Redshift Pitfalls and How to Avoid Them

jhk727 · on March 16, 2017

Hi, author here. This post covers some of the surprising things we ran into getting started with Redshift. Happy to answer any questions.

scapecast · on March 18, 2017

Very interesting.

I have to ask - with 80 clusters, do you set up a cluster per customer? Or do you put multiple customers on the same cluster?

Can you talk a bit more about how you've set up your workload queues in the Redshift WLM? I can spot at least three different workloads in your post:

1) loads into Redshift 2) transformations once data is in Redshift 3) customer ad-hoc queries

And then what node type do you use for your 80 clusters? I'm asking because the smaller dense-compute clusters offer more I/O, which helps a lot when you're loading data into the cluster.

jhk727 · on March 23, 2017

We offer our customers the option of managing their own cluster or having us manage it for them.

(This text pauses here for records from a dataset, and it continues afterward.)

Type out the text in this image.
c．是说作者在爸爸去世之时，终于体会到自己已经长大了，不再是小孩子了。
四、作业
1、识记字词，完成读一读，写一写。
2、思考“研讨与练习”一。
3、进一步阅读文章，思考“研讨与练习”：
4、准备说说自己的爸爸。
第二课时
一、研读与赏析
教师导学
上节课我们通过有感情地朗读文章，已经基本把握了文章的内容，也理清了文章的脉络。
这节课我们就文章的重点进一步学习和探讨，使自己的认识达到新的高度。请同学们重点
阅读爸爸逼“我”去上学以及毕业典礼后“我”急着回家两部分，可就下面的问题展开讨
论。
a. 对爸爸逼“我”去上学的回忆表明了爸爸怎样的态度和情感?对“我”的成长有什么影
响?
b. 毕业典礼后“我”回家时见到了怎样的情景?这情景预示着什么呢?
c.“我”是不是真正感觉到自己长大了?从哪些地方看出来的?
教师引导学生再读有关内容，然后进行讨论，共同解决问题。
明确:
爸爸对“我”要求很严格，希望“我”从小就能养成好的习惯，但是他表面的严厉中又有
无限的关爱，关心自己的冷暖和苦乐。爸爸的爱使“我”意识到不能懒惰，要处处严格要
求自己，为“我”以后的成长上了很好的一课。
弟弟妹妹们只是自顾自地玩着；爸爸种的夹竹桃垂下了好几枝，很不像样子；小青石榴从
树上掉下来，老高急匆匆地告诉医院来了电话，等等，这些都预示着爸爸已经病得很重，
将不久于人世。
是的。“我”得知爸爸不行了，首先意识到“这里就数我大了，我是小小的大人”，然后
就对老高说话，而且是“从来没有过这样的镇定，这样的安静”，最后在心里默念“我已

About 80% of our customers choose the first option. In this case, cluster sizing and queue configuration is up to them.

When we manage the cluster, we set up a new cluster for each customer. The node type we choose depends on the customer - for larger customers we'll typically use the DS type nodes (with hard disk storage). The slower I/O isn't a huge deal for us, since getting the data from our database to S3 is usually the bottleneck in the process, rather than copying from S3 into Redshift.